Seki: I know it was controversial that Donnie used ChatGPT [Laughs]. I think what it comes down to is the turtles created by Jeff Rowe and Seth Rogen are authentically teenage. Teenagers are naturally curious, and they experiment with all these things. So it made sense that in their moment in their lives, that would be something that they would experiment with. It was in contrast to the ceramic mug that Mikey made. Do you make something by hand, this lovingly crafted, the ugly mug, or do you rely on this technology to tell you what to give your parent for Christmas? That’s the contrast. If you’re a parent, you’ve received that mug in some shape or form and loved it, even though it has many flaws. And sometimes I would say the flaws make it lovable. Or do you go with the answer that technology gives you, right, and which is sort of the easy answer, and I think that’s the contrast we’re drawing there. Having Donnie learned that lesson throughout the short doesn’t mean he rejects technology, but that he can leave with this healthy skepticism of technology.
IndieWire: How did you think of making the short visually distinct from “Mutant Mayhem?”

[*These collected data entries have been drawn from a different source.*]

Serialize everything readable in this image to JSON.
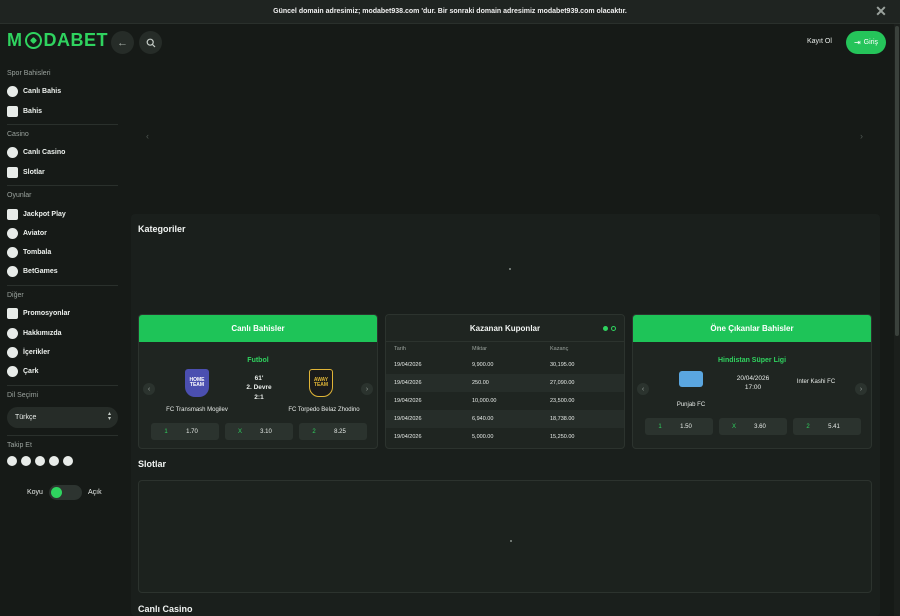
{
  "announcement": {
    "text": "Güncel domain adresimiz; modabet938.com 'dur. Bir sonraki domain adresimiz modabet939.com olacaktır."
  },
  "header": {
    "logo_left": "M",
    "logo_right": "DABET",
    "register_label": "Kayıt Ol",
    "login_label": "Giriş"
  },
  "sidebar": {
    "sections": [
      {
        "title": "Spor Bahisleri",
        "items": [
          "Canlı Bahis",
          "Bahis"
        ]
      },
      {
        "title": "Casino",
        "items": [
          "Canlı Casino",
          "Slotlar"
        ]
      },
      {
        "title": "Oyunlar",
        "items": [
          "Jackpot Play",
          "Aviator",
          "Tombala",
          "BetGames"
        ]
      },
      {
        "title": "Diğer",
        "items": [
          "Promosyonlar",
          "Hakkımızda",
          "İçerikler",
          "Çark"
        ]
      }
    ],
    "language_title": "Dil Seçimi",
    "language_value": "Türkçe",
    "follow_title": "Takip Et",
    "theme_dark": "Koyu",
    "theme_light": "Açık"
  },
  "main": {
    "categories_title": "Kategoriler",
    "slots_title": "Slotlar",
    "live_casino_title": "Canlı Casino"
  },
  "live_card": {
    "title": "Canlı Bahisler",
    "league": "Futbol",
    "home_crest": "HOME TEAM",
    "away_crest": "AWAY TEAM",
    "minute": "61'",
    "period": "2. Devre",
    "score": "2:1",
    "home": "FC Transmash Mogilev",
    "away": "FC Torpedo Belaz Zhodino",
    "odds": [
      {
        "k": "1",
        "v": "1.70"
      },
      {
        "k": "X",
        "v": "3.10"
      },
      {
        "k": "2",
        "v": "8.25"
      }
    ]
  },
  "coupon_card": {
    "title": "Kazanan Kuponlar",
    "headers": [
      "Tarih",
      "Miktar",
      "Kazanç"
    ],
    "rows": [
      [
        "19/04/2026",
        "9,900.00",
        "30,195.00"
      ],
      [
        "19/04/2026",
        "250.00",
        "27,090.00"
      ],
      [
        "19/04/2026",
        "10,000.00",
        "23,500.00"
      ],
      [
        "19/04/2026",
        "6,940.00",
        "18,738.00"
      ],
      [
        "19/04/2026",
        "5,000.00",
        "15,250.00"
      ]
    ]
  },
  "featured_card": {
    "title": "Öne Çıkanlar Bahisler",
    "league": "Hindistan Süper Ligi",
    "date": "20/04/2026",
    "time": "17:00",
    "home": "Punjab FC",
    "away": "Inter Kashi FC",
    "odds": [
      {
        "k": "1",
        "v": "1.50"
      },
      {
        "k": "X",
        "v": "3.60"
      },
      {
        "k": "2",
        "v": "5.41"
      }
    ]
  },
  "colors": {
    "accent": "#1ec458",
    "background": "#161a17",
    "panel": "#1f2521"
  }
}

Seki: That was driven by our Art Director, Garrett Lee, who was really interested in sort of finding a new a new look in it that expanded upon what we did in Mutant Mayhem. One thing we did was we shot with two frames of a focal length longer to try and stack the frame, stack the image with as much New York as possible, so that the Turtles, who ended Mutant Mayhem being accepted into society, would now be part of society. We took a lot of inspiration from the Safdie Brothers and “Uncut Gems,” if you can believe it for that opening bit. We looked to it as something that we wanted to do to make it feel more New York, because the Safdies know how to shoot New York. They are amazing at it. We also drew upon David Fincher’s “Panic Room” for when they are breaking into the toy factory, And then for the end fight, we looked at James Cameron’s “Avatar.” So we had all these cinematic touchstones that we sort of looked at for inspiration, to help influence how we were making the film.
IndieWire: The title is a reference to “Home Alone.” Did that come up as a reference during production?
Seki: I think that the physical comedy definitely has roots in “Home Alone.” There was a moment in which we were trying to figure out what the title of the movie should be. We were in a lighting review. And there was concern if we want to have Christmas in the title, and we’re like, “I don’t know if that feels right for this” but it should evoke feelings that people have of Christmas. And I think it was, I think it was Woodrow White, the character designer, or Garrett Lee, the art director. One of them said, “Chrome Alone 2” and the other added “Lost in New Jersey.” That became the genesis of that title, and it felt right, because it’s exactly the sort of thing that we’re talking about, in terms of a blatant rip off of something else.
IndieWire: Zach Woods plays the main villain “Chrome Dome.”
IndieWire: There’s a sequel to “Mutant Mayhem” scheduled for 2027. Have you started work on it?
Seki: Yes, right now, I am working on the sequel as the head of cinematography, and I’m excited about it. It’s a dream team of people. Jeff is a master director to work with, and it’s really fun. And I can’t wait for people to see it. You have a long time to wait. Hopefully this short film tides you over a bit.
“Teenage Mutant Ninja Turtles: Chrome Alone 2 — Lost In New Jersey” will premiere in theaters with “The Spongebob Movie: Search for SquarePants” on December 19.